Anyway, back to the cars. The Chrysler is rated for 20 city / 31 highway mpg. I figured out the reset button once I got on the highway, so I managed to get 32 mpg (indicated) on the remarkably traffic-free Saturday morning drive. Once I got caught up in Boston traffic, using Google's truly impressive routing skills to follow one obscure side street into the next whilst cutting from Quincy to Braintree (kids: don't try this at home), my indicated mileage dropped, bringing me in at 22 mpg combined. Still, not a bad performance. The Nissan, though, was stunning in the mileage department. LA traffic being what it is, there's no such thing as freeway driving. It's all about "combined" driving, and my final tally was 33.8 mpg (indicated), splitting the difference between the 30 city / 39 highway rating. (Overall, I'd say that I put both cars through similar drives, so the mileage difference here is representative of what happens with bigger engines in heavier cars: roughly 600 pounds different.)
But CVTs! They bore us! There is much mileage to be gained when you can place the engine at whatever RPM you want. Want to go fast? High RPM. Want to save gas? Low RPM. This is great if you care about efficiency, but it's a nightmare if you're used to using engine noise as a proxy for looking at the speedometer. If you put your foot down just a little bit, the car might well be accelerating, but the engine noise is holding constant. You just never know, so your best bet is to set the cruise control and forget trying to enjoy your drive. The Nissan, trying to squeeze all the juice out of its tiny, is correspondingly very simple. The engine's RPM is a direct function of the angle of your foot on the pedal. Floor it and the RPMs go up and stay there. Lift and they go down. The tachometer, and corresponding engine noise, is a direct measure of where your foot happens to be. So again, it's not helpful, it's as boring as a lecture about how CVT transmissions can optimize engine power output and improve mileage, but at least it's honest. What about the Chrysler? Despite having a bit of traditional engine rev and gear changing, it's equally dull. You can option up for a big V6 (and, presumably, big torque steer), but you'll have no fun with a base Chrysler 200.

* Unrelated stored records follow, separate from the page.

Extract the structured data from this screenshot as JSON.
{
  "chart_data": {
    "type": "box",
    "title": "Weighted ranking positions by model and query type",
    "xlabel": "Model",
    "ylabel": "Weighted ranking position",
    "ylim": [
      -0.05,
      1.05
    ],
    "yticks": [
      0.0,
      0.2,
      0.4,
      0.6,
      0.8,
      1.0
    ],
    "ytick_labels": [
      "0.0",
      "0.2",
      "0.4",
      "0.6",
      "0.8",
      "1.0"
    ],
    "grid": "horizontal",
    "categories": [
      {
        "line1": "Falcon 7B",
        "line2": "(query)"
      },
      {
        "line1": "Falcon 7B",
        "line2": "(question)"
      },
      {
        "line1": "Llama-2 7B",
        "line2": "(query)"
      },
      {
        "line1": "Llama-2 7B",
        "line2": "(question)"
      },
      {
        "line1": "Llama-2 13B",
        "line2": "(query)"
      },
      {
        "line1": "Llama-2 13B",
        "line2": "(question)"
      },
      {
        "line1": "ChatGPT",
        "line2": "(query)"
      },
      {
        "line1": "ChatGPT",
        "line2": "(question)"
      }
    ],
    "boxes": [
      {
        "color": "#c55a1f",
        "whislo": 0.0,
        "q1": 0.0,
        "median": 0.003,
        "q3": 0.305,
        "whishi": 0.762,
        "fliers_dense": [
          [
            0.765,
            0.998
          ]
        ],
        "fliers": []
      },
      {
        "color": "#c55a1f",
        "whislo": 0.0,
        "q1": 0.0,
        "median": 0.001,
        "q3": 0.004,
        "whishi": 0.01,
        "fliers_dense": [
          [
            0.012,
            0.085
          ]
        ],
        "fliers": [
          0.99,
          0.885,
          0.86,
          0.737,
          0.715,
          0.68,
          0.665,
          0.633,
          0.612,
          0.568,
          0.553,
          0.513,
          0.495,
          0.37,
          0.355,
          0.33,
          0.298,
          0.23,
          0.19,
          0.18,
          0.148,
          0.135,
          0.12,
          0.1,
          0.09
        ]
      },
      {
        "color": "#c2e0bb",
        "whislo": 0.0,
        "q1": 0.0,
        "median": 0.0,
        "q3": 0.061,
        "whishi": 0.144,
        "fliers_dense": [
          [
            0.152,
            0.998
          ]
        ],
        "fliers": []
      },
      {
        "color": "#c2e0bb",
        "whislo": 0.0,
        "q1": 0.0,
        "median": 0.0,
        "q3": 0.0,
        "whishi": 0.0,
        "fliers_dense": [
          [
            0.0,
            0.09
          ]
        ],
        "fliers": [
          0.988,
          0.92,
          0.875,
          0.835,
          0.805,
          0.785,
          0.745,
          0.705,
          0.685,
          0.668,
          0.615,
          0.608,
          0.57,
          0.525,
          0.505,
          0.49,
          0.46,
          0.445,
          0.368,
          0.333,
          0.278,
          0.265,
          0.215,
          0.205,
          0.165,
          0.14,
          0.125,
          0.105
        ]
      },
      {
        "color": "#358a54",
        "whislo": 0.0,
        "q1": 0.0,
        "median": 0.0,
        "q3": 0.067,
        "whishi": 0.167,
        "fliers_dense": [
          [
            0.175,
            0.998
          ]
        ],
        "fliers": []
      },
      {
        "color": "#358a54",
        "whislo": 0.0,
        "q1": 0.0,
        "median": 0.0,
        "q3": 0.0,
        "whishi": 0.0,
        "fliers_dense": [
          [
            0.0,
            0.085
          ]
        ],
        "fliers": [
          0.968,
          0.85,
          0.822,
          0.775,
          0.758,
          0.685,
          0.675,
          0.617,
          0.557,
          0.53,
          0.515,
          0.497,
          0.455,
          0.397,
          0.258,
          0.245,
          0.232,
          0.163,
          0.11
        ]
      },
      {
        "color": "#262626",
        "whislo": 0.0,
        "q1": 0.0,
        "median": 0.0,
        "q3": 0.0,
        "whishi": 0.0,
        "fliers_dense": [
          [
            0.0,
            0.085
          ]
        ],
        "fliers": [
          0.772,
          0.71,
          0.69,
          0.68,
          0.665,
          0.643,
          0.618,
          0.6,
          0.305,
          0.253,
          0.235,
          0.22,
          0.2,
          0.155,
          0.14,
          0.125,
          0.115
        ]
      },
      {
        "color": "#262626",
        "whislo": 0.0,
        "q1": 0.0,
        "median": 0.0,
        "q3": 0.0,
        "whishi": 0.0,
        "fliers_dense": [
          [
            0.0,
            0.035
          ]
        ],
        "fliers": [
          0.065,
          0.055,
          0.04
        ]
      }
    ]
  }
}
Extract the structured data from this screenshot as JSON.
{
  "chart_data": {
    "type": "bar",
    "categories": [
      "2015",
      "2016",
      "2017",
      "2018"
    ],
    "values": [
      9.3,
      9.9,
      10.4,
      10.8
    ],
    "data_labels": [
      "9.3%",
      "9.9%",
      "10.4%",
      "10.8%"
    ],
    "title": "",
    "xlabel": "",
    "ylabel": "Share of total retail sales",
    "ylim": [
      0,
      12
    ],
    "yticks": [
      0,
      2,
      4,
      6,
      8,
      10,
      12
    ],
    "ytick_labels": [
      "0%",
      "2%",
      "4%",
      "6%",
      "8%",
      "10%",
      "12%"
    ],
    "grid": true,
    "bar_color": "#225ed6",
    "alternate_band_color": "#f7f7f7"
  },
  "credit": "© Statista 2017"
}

Recommendations: if you're trying to get a cheap car, get the cheaper Nissan Senta with the 6-speed manual. You can at least pretend you're not driving a cheap econobox, and you won't care that you're getting 10% worse gas mileage. On the other hand, the Chrysler 200, for the extra few bucks, gives you something resembling a luxury car experience. Sure, the drivetrain is nothing more than a high-achieving econobox, but the rest of the car is a step up. The quiet ride, all by itself, would make the Chrysler 200 a much better car if you spent a lot of time doing your daily soul sucking commute. When the 2nd-generation Fiat-enhanced version comes out next year, with a base price of $21,700, I expect it to be a very competitive car. Not only will it have more gear ratios (9 speeds!) and better mileage (36 mpg freeway!), but it will also be decidedly not ugly. It might even have some excitement. Maybe.